Spring is well under way and hopefully by now you have dusted off your grill. Gabe loves to grill, he is actually better at it than I am (shhh don’t tell him I said that I will never hear the end of it;). Ribs are his all-time favorite thing to grill and he has more than one way to make them. Today, I will be sharing one way don’t worry I will make sure I share more than one of his recipes! I am usually in charge of the BBQ sauce and typically make the same recipe which I shared in my last post here. There is something about this sauce that just goes so well with ribs. I challenge you to try these out just once and I promise this will be your new number one go-to recipe for ribs.
- 1/2 cup light brown sugar
- 2 tbsp. Spanish paprika
- 2 tbsp. kosher salt
- 1 tbsp. chile powder
- 2 tsp. ground cumin
- 2 tsp. garlic powder
- 1/2 tsp. ground cinnamon
- 2 racks (4 to 5 pounds each) pork spareribs
- For the ribs: Preheat the oven to 275 degrees F.
- Line a baking sheet with foil, enough to fold over the ribs, approximately twice the size of the baking sheet.

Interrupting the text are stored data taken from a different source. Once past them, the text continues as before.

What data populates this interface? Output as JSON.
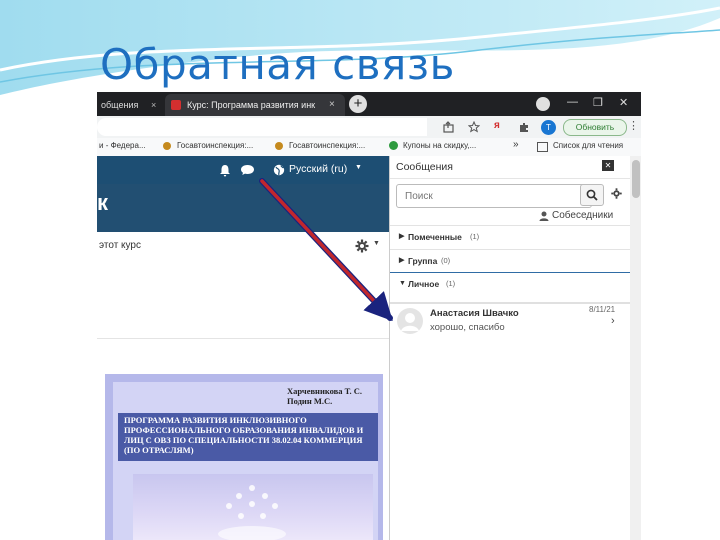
{
  "slide": {
    "title": "Обратная связь"
  },
  "browser": {
    "tabs": [
      {
        "label": "общения"
      },
      {
        "label": "Курс: Программа развития инк"
      }
    ],
    "tab_close": "×",
    "new_tab": "+",
    "window_controls": [
      "—",
      "❐",
      "✕"
    ],
    "toolbar": {
      "avatar_letter": "Т",
      "update_label": "Обновить",
      "menu_label": "⋮"
    },
    "bookmarks": [
      {
        "label": "и - Федера..."
      },
      {
        "label": "Госавтоинспекция:..."
      },
      {
        "label": "Госавтоинспекция:..."
      },
      {
        "label": "Купоны на скидку,..."
      },
      {
        "label": "Список для чтения"
      }
    ],
    "bookmarks_more": "»"
  },
  "site": {
    "header_letter": "к",
    "language": "Русский (ru)",
    "subnav_text": "этот курс"
  },
  "messages": {
    "title": "Сообщения",
    "close": "✕",
    "search_placeholder": "Поиск",
    "contacts_label": "Собеседники",
    "sections": [
      {
        "label": "Помеченные",
        "count": "(1)"
      },
      {
        "label": "Группа",
        "count": "(0)"
      },
      {
        "label": "Личное",
        "count": "(1)"
      }
    ],
    "conversation": {
      "name": "Анастасия Швачко",
      "preview": "хорошо, спасибо",
      "date": "8/11/21"
    }
  },
  "cover": {
    "authors": "Харчевникова Т. С.\nПодин М.С.",
    "program_title": "ПРОГРАММА РАЗВИТИЯ ИНКЛЮЗИВНОГО ПРОФЕССИОНАЛЬНОГО ОБРАЗОВАНИЯ ИНВАЛИДОВ И ЛИЦ С ОВЗ ПО СПЕЦИАЛЬНОСТИ 38.02.04 КОММЕРЦИЯ (ПО ОТРАСЛЯМ)"
  },
  "colors": {
    "title": "#1e6fc0",
    "site_header": "#1d4e73",
    "arrow": "#c1272d",
    "cover_band": "#4a5aa6"
  }
}
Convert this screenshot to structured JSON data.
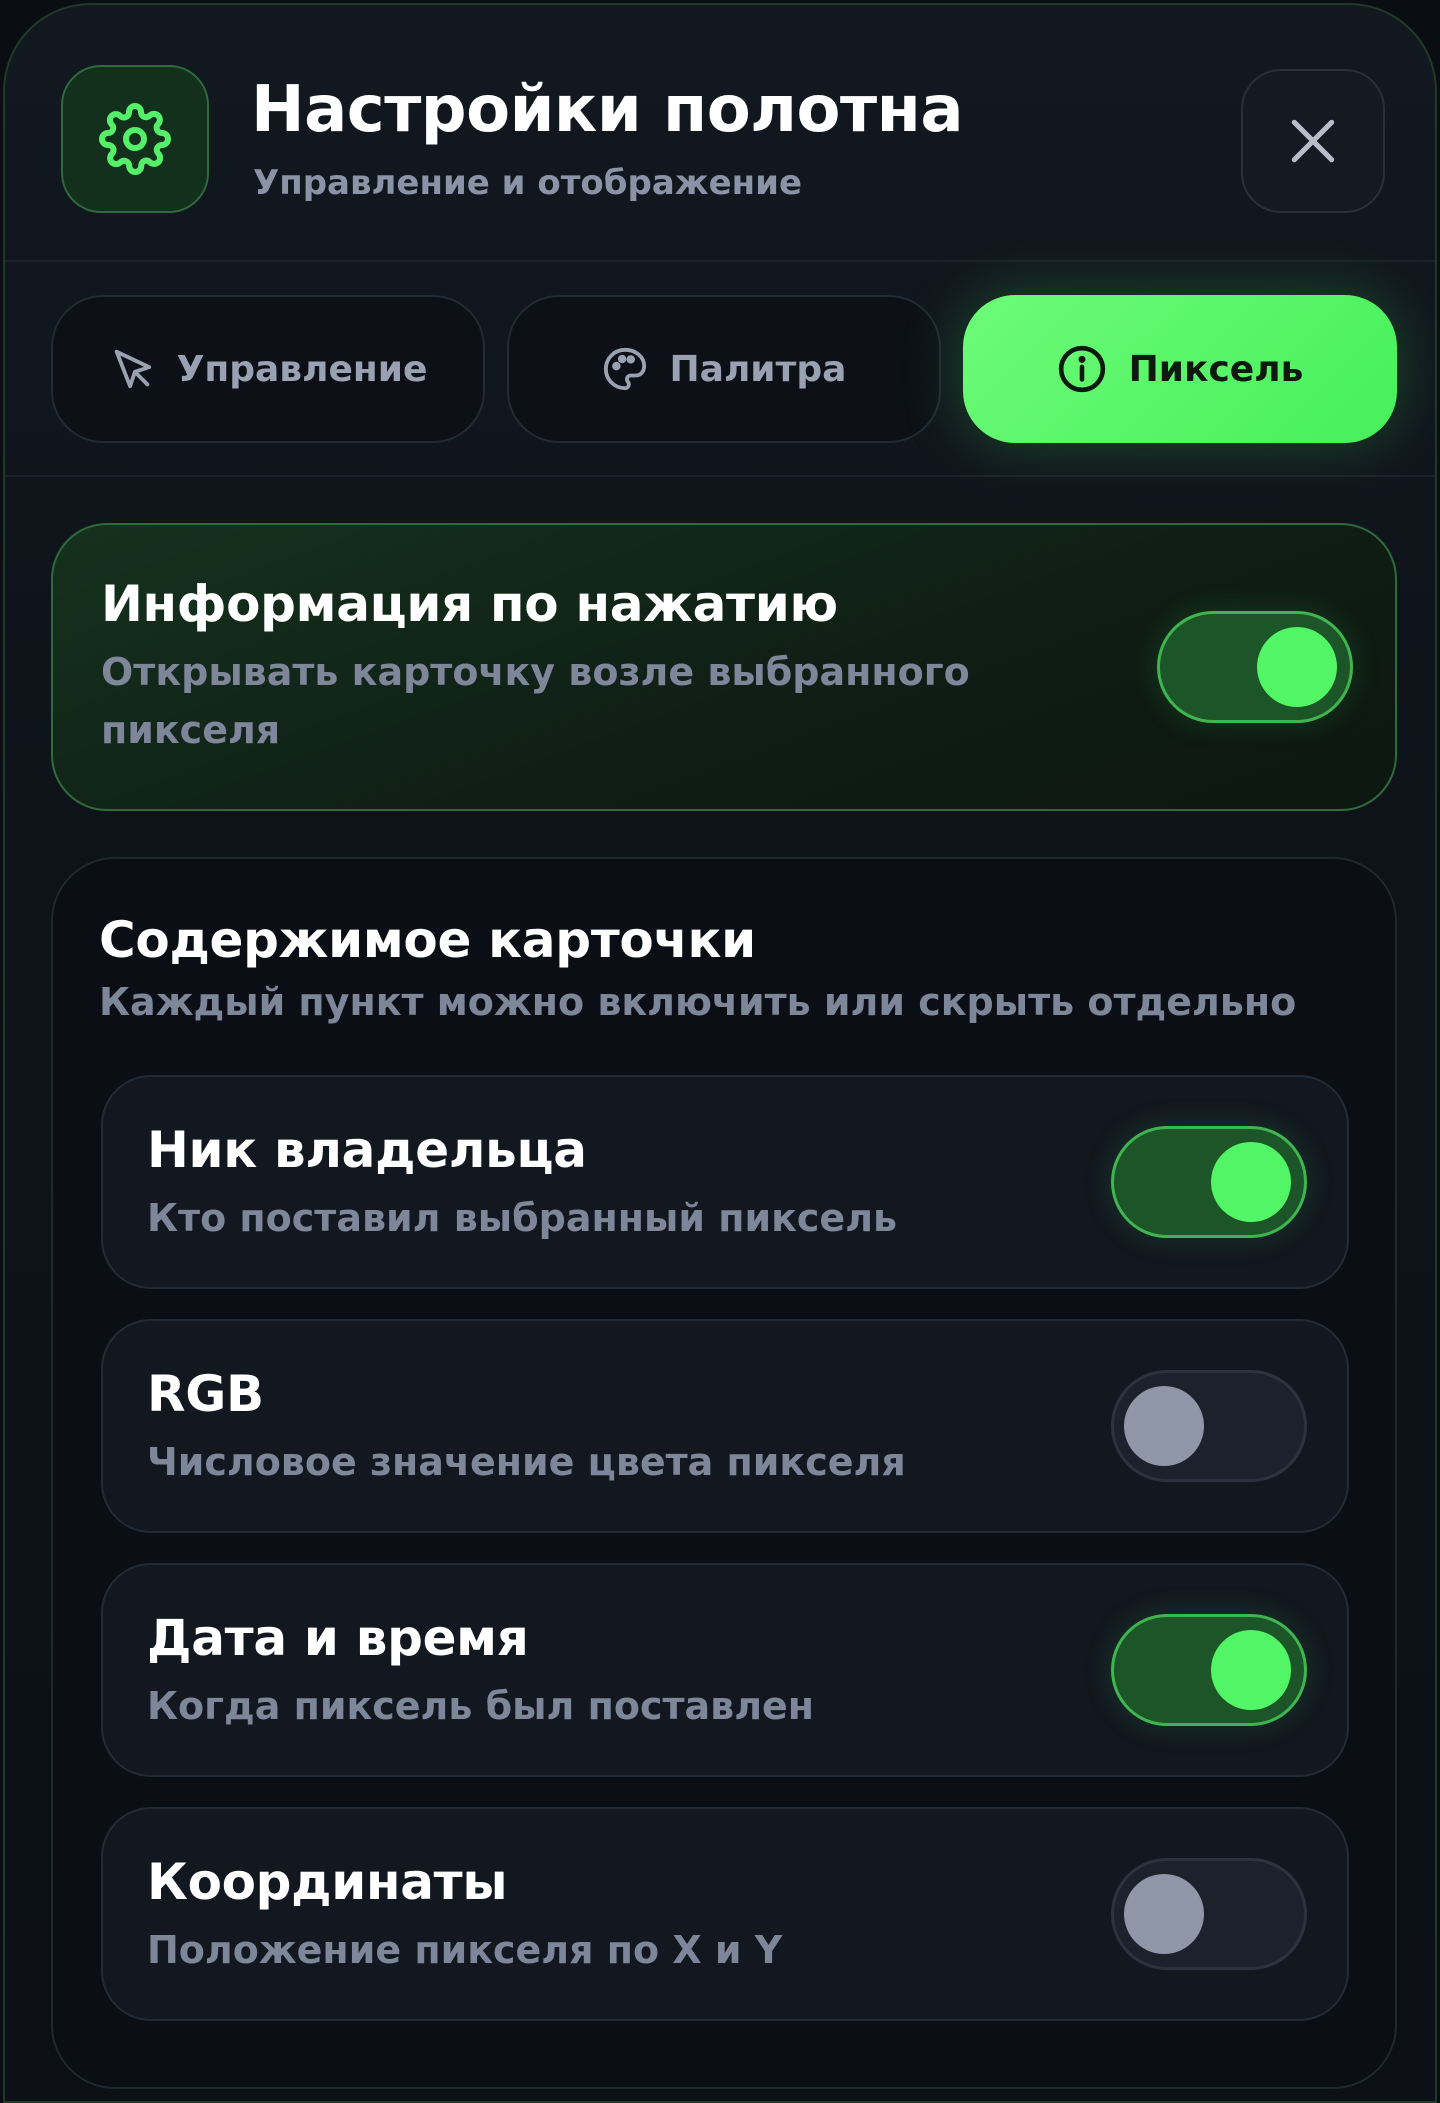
{
  "header": {
    "title": "Настройки полотна",
    "subtitle": "Управление и отображение",
    "icon": "gear-icon",
    "close_icon": "close-icon"
  },
  "tabs": [
    {
      "label": "Управление",
      "icon": "cursor-icon",
      "active": false
    },
    {
      "label": "Палитра",
      "icon": "palette-icon",
      "active": false
    },
    {
      "label": "Пиксель",
      "icon": "info-icon",
      "active": true
    }
  ],
  "info_on_click": {
    "title": "Информация по нажатию",
    "description_line1": "Открывать карточку возле выбранного",
    "description_line2": "пикселя",
    "enabled": true
  },
  "card_content": {
    "title": "Содержимое карточки",
    "description": "Каждый пункт можно включить или скрыть отдельно",
    "items": [
      {
        "title": "Ник владельца",
        "description": "Кто поставил выбранный пиксель",
        "enabled": true
      },
      {
        "title": "RGB",
        "description": "Числовое значение цвета пикселя",
        "enabled": false
      },
      {
        "title": "Дата и время",
        "description": "Когда пиксель был поставлен",
        "enabled": true
      },
      {
        "title": "Координаты",
        "description": "Положение пикселя по X и Y",
        "enabled": false
      }
    ]
  },
  "colors": {
    "accent": "#4df060",
    "background": "#0e131a",
    "muted_text": "#8b93a6"
  }
}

- In a small mixing bowl, combine the sugar, paprika, salt, chile powder, cumin, garlic powder and cinnamon.
- Place the ribs on the prepared baking sheet. Generously sprinkle the ribs on both sides with the spice mixture. Really rub it in! Place the ribs meat-side down and fold the foil tightly around the ribs to make a sealed packet. Bake the ribs until they become pliable but not falling apart, 2 to 2 1/2 hours. You know the ribs are done when the meat pulls away from the bone. Once the ribs are tender, carefully pour off 1/2 cup of the accumulated juices into a bowl and reserve. Keep the ribs wrapped in the foil to keep warm.
- Preheat a grill over high heat. Just before serving, slather the ribs with the tangy BBQ sauce and char them on the grill, basting them with the sauce and turning as they char up. (If you don't have a grill, you can slather them with sauce and stick them under the broiler to char.) Serve the ribs with extra BBQ sauce on the side.